I created this tool out of curiosity, but it quickly became a useful solution for my personal file backup workflow.
The main goal of this project is to provide a free and secure way to backup important files by hiding them inside media files.
You might ask:
«Why hide a file inside a video?»
The reason is an interesting behavior I discovered in Google Photos.
If you append a file to an image or video without encryption and upload it to Google Photos, the extra data may be removed because the service processes the file based on its actual media structure.
However, if the hidden file is encrypted first, Google Photos treats the additional data as part of the media file and keeps it intact.
There is one major limitation: Google Photos has upload size restrictions for photos and videos.

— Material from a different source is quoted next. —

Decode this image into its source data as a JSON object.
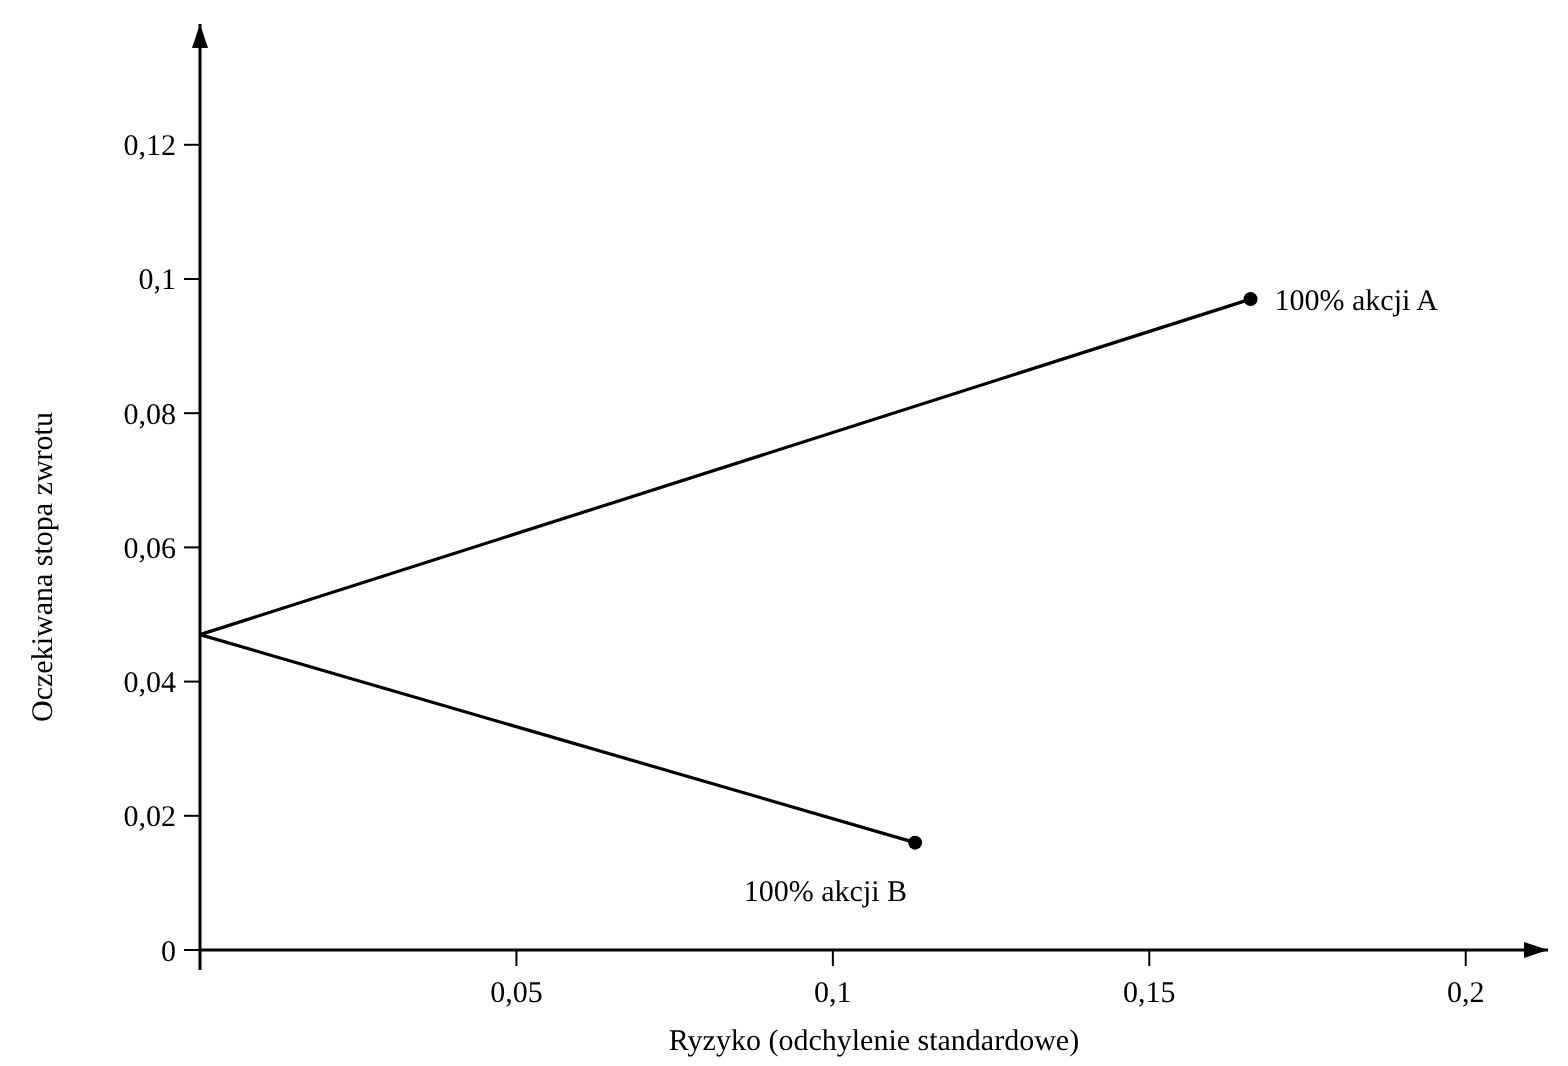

- 🖼️ Images (".jpg", ".png"): around 500 MB upload limit
- 🎥 Videos (".mkv"): supports much larger uploads (tested successfully with 10 GB+ files)
Because of this, videos are the preferred container format for this tool.
🚀 Backup Method
For users with unlimited Google Photos storage, this can act as a long-term backup method:
- Take a normal ".mkv" video file (for example, 1 GB)

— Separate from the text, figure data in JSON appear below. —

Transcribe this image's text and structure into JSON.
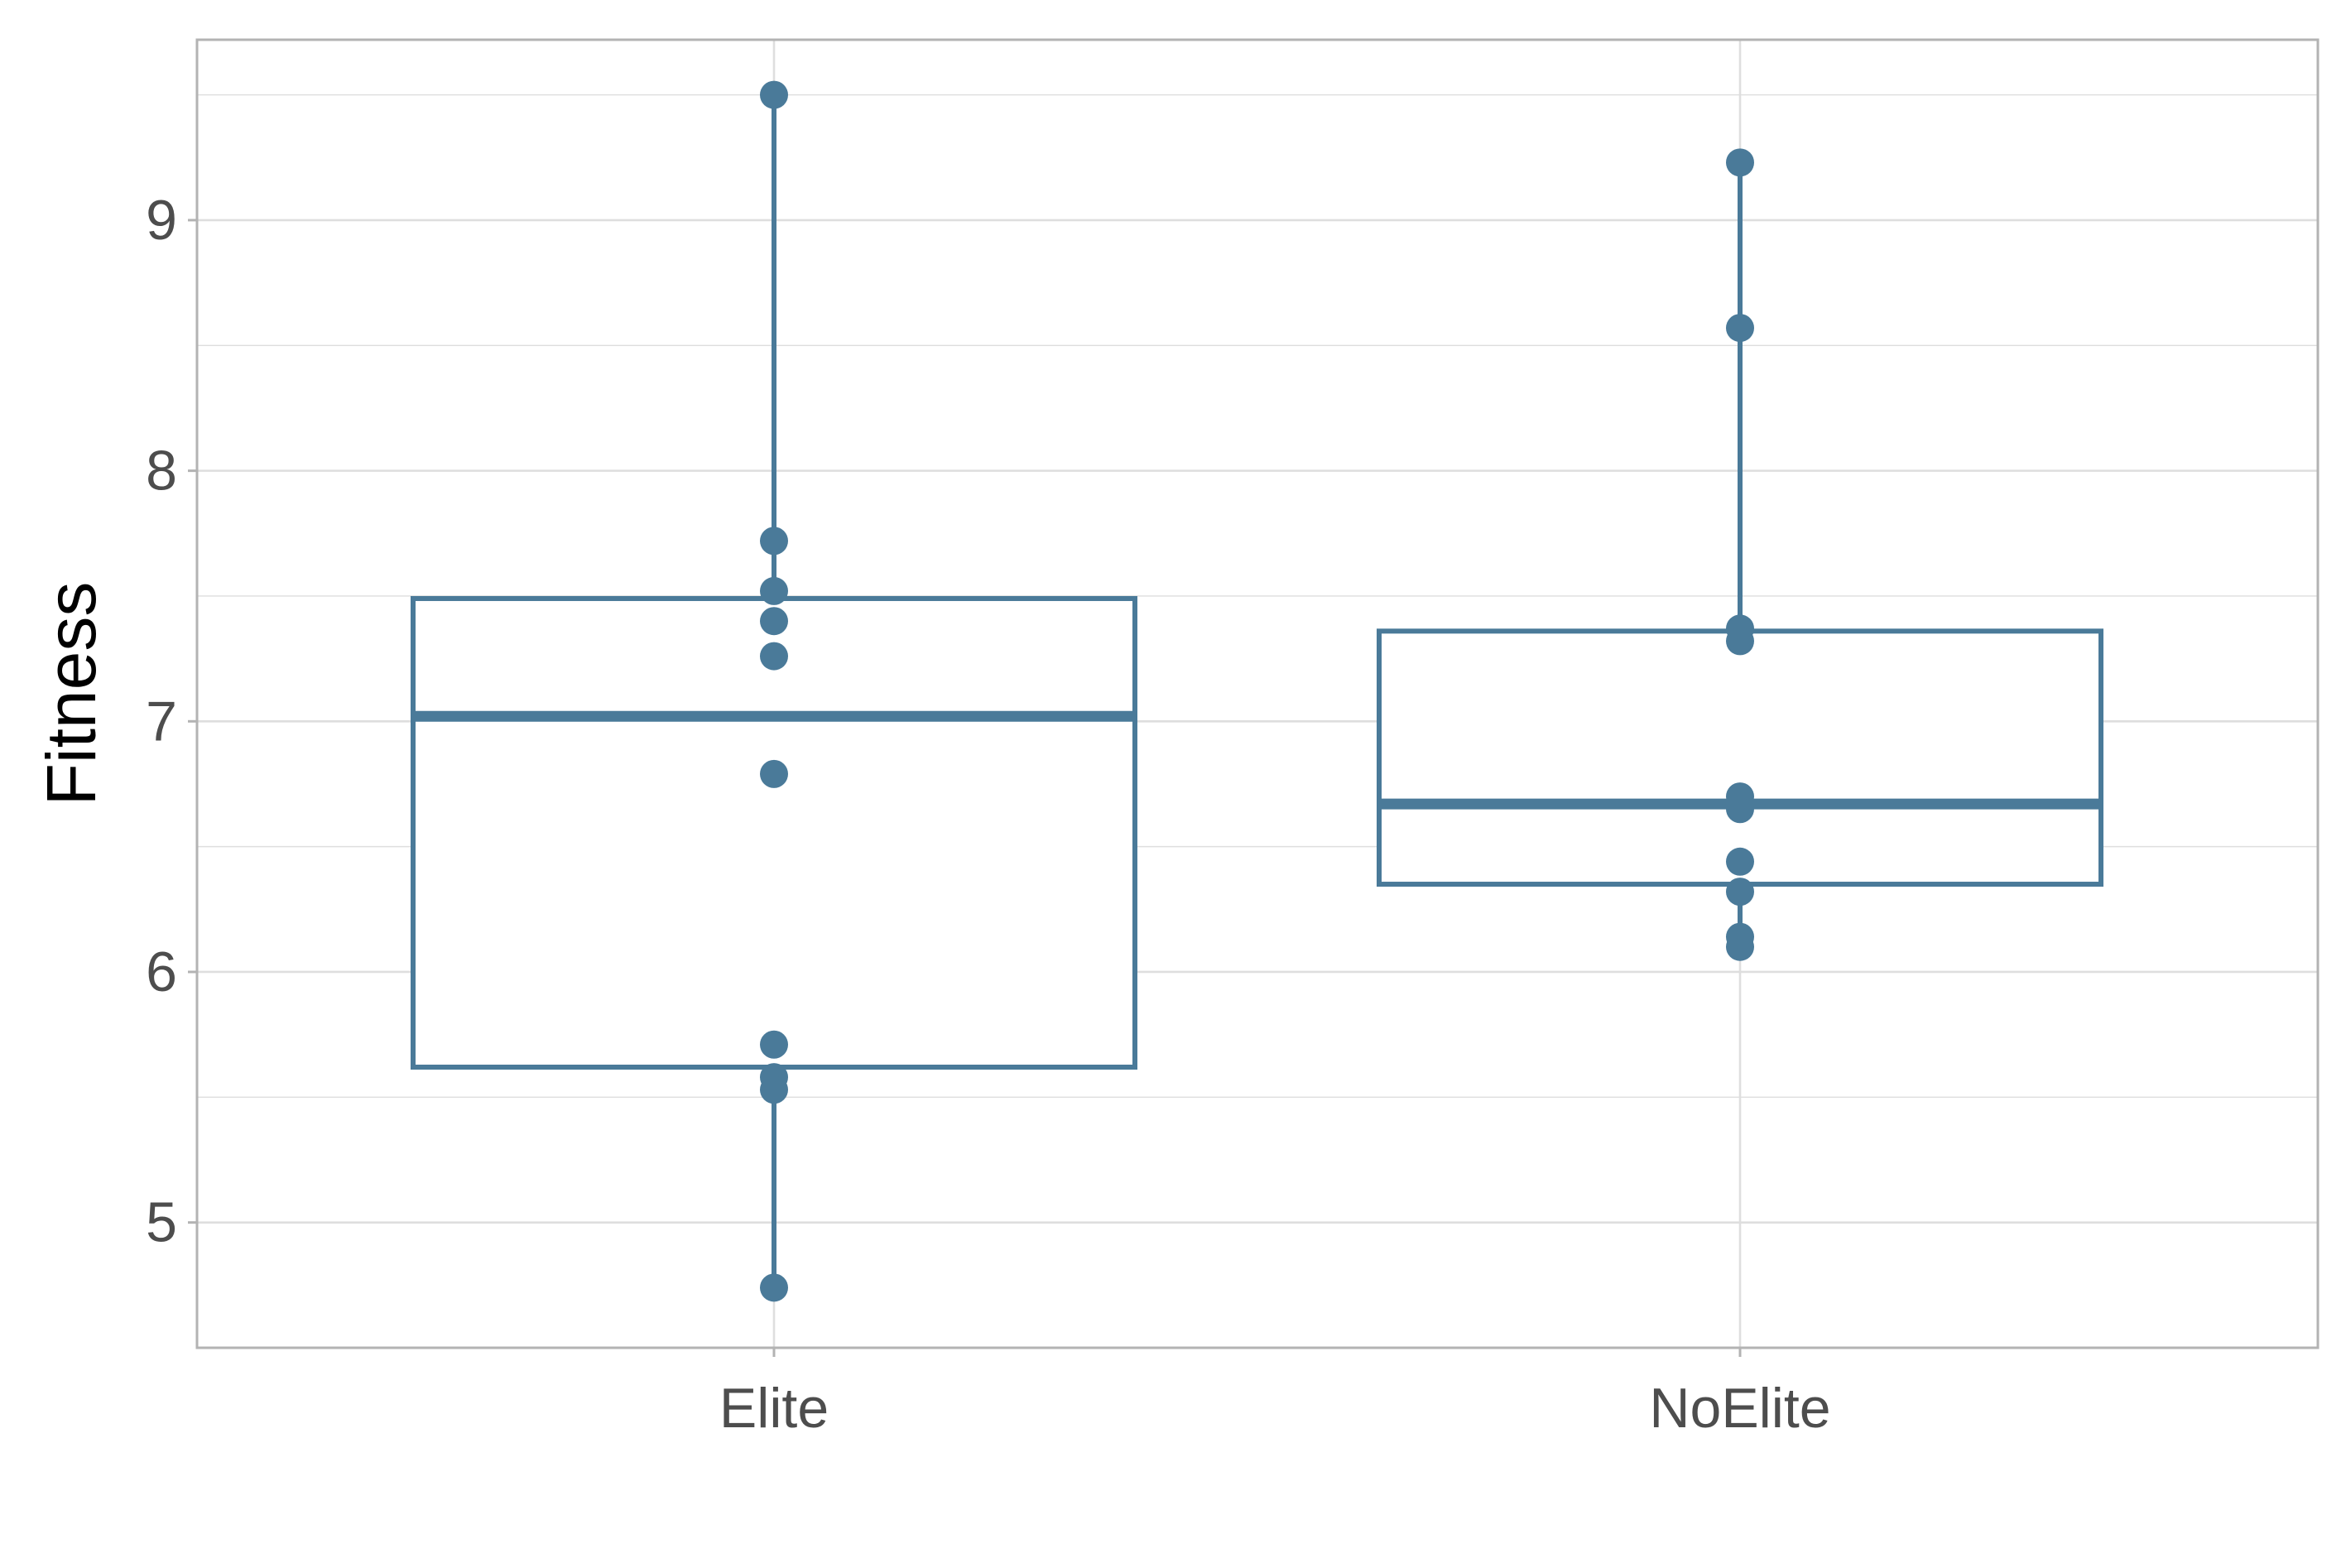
{
  "chart_data": {
    "type": "box",
    "title": "",
    "xlabel": "",
    "ylabel": "Fitness",
    "ylim": [
      4.5,
      9.72
    ],
    "y_ticks": [
      5,
      6,
      7,
      8,
      9
    ],
    "grid": true,
    "legend": "none",
    "colors": {
      "series": "#4a7a99",
      "grid": "#dedede",
      "panel_border": "#b3b3b3",
      "tick_text": "#4d4d4d",
      "axis_title": "#000000"
    },
    "categories": [
      "Elite",
      "NoElite"
    ],
    "boxes": [
      {
        "category": "Elite",
        "whisker_low": 4.74,
        "q1": 5.62,
        "median": 7.02,
        "q3": 7.49,
        "whisker_high": 9.5,
        "points": [
          9.5,
          7.72,
          7.52,
          7.4,
          7.26,
          6.79,
          5.71,
          5.58,
          5.53,
          4.74
        ]
      },
      {
        "category": "NoElite",
        "whisker_low": 6.1,
        "q1": 6.35,
        "median": 6.67,
        "q3": 7.36,
        "whisker_high": 9.23,
        "points": [
          9.23,
          8.57,
          7.37,
          7.32,
          6.7,
          6.65,
          6.44,
          6.32,
          6.14,
          6.1
        ]
      }
    ]
  }
}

- Use this tool to encrypt and inject your files into the video
- Upload the generated video to Google Photos
- When needed, download the video
- Use the extraction process to recover your original files
Your files remain hidden inside the video while being stored as a normal media file.
🔐 Why Encryption?
Encryption ensures the hidden data is not detected or removed during upload processing. The encrypted payload becomes indistinguishable from normal binary data attached to the media file.
This makes the method useful for storing:
- Personal backups
- Archives
- Important documents
- Private files
📦 Tested
- ✅ Image/video container method
- ✅ Encrypted file injection
- ✅ Extraction after upload/download cycle
- ✅ Tested with ZIP archives up to 10 GB+
This project is intended as a simple, free backup technique using existing cloud storage.

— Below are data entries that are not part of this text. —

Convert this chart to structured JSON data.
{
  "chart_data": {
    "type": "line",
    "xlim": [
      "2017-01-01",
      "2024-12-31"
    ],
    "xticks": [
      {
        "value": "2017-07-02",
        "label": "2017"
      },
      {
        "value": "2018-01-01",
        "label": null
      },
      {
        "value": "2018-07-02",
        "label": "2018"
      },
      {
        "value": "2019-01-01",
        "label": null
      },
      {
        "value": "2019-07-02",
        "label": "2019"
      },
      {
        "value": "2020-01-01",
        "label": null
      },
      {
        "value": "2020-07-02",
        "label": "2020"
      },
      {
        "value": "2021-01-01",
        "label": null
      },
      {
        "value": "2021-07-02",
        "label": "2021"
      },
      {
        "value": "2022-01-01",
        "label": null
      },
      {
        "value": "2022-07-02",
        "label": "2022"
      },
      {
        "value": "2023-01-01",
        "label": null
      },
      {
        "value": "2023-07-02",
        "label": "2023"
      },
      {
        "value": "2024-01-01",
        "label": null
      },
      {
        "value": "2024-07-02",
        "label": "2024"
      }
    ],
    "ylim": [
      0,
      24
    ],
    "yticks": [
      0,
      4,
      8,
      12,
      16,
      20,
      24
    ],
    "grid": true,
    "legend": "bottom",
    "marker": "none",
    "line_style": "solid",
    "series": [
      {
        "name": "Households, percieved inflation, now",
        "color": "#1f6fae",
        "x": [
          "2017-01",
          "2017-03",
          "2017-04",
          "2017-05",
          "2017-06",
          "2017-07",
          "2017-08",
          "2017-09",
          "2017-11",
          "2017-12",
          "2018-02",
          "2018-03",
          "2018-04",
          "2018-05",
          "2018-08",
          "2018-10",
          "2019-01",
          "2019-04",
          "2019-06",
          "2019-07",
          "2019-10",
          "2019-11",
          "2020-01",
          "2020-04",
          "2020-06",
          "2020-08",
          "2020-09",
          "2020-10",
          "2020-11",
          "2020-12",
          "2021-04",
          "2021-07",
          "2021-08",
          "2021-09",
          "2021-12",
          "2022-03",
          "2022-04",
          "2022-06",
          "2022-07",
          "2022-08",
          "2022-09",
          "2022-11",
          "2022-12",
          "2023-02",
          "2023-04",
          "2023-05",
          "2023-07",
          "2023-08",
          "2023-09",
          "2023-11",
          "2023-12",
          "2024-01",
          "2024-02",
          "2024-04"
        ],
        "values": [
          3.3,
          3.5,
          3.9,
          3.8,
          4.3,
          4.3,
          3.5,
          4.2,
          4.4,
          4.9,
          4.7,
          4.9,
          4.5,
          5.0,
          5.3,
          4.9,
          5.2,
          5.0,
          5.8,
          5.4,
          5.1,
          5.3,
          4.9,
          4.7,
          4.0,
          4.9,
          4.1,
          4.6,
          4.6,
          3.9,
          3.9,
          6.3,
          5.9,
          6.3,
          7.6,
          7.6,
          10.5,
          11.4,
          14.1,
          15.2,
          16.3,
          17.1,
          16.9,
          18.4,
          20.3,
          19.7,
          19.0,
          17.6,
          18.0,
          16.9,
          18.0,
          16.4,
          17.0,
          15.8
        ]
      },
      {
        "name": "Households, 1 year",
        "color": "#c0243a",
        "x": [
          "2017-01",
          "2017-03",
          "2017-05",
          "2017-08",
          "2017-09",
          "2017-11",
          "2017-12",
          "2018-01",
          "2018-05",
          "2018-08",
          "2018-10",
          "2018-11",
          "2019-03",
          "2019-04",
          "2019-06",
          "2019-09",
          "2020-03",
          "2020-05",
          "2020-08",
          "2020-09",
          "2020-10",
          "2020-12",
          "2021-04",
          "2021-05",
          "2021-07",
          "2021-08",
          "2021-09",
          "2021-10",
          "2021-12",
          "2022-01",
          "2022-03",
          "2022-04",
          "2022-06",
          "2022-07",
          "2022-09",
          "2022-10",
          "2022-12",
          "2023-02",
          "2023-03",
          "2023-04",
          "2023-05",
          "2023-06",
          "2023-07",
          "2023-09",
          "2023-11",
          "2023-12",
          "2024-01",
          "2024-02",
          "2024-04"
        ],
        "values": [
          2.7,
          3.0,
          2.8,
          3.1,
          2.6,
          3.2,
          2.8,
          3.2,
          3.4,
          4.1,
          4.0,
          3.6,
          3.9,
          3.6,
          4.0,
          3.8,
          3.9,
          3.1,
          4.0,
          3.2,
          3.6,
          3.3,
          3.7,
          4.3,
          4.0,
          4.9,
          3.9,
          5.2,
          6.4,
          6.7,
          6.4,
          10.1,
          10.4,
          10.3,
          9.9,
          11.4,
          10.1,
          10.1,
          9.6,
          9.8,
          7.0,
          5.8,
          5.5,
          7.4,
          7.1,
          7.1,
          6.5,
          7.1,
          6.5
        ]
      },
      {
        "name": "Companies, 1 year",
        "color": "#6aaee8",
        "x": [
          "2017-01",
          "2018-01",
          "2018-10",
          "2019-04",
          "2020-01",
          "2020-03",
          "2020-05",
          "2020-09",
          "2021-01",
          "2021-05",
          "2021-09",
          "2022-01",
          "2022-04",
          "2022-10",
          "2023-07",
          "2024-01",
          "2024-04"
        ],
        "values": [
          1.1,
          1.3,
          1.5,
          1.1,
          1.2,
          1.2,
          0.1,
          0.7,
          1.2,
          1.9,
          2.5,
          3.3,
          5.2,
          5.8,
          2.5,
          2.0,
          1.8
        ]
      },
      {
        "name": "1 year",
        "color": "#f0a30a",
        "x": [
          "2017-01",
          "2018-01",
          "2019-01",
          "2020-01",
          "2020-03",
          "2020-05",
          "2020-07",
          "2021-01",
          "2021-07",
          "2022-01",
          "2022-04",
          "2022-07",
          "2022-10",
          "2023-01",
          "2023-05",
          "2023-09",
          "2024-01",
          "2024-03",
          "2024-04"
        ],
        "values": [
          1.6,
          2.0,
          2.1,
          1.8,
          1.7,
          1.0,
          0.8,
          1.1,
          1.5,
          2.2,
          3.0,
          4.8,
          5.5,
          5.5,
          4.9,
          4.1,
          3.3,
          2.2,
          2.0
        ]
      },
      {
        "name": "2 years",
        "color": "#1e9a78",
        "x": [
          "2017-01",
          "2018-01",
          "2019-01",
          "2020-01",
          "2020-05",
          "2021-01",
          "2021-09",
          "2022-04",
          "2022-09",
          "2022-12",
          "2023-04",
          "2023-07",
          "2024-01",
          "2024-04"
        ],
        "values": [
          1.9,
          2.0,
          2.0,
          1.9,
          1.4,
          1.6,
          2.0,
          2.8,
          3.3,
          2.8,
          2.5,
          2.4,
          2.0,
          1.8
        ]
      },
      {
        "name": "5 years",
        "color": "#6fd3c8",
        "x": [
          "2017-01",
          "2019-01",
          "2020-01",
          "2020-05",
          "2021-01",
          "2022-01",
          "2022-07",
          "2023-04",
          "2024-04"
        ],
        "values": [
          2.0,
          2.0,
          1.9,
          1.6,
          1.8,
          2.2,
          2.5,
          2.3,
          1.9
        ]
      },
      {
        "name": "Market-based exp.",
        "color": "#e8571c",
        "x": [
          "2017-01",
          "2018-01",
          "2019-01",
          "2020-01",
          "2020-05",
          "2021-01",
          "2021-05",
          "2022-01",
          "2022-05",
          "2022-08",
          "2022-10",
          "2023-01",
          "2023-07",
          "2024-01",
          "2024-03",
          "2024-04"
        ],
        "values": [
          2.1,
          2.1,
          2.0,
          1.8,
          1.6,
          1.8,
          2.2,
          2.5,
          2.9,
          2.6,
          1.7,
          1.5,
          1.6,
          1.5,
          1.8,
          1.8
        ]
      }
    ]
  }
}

Issues and pull requests are welcome. If you're submitting a PR:
- Fork the repo and create a branch (
git checkout -b feature/your-feature) - Test your changes on at least one supported platform
- Run
shellcheckagainst the script before submitting - Open a PR describing what changed and why
Distributed under the MIT License. See LICENSE for the full text.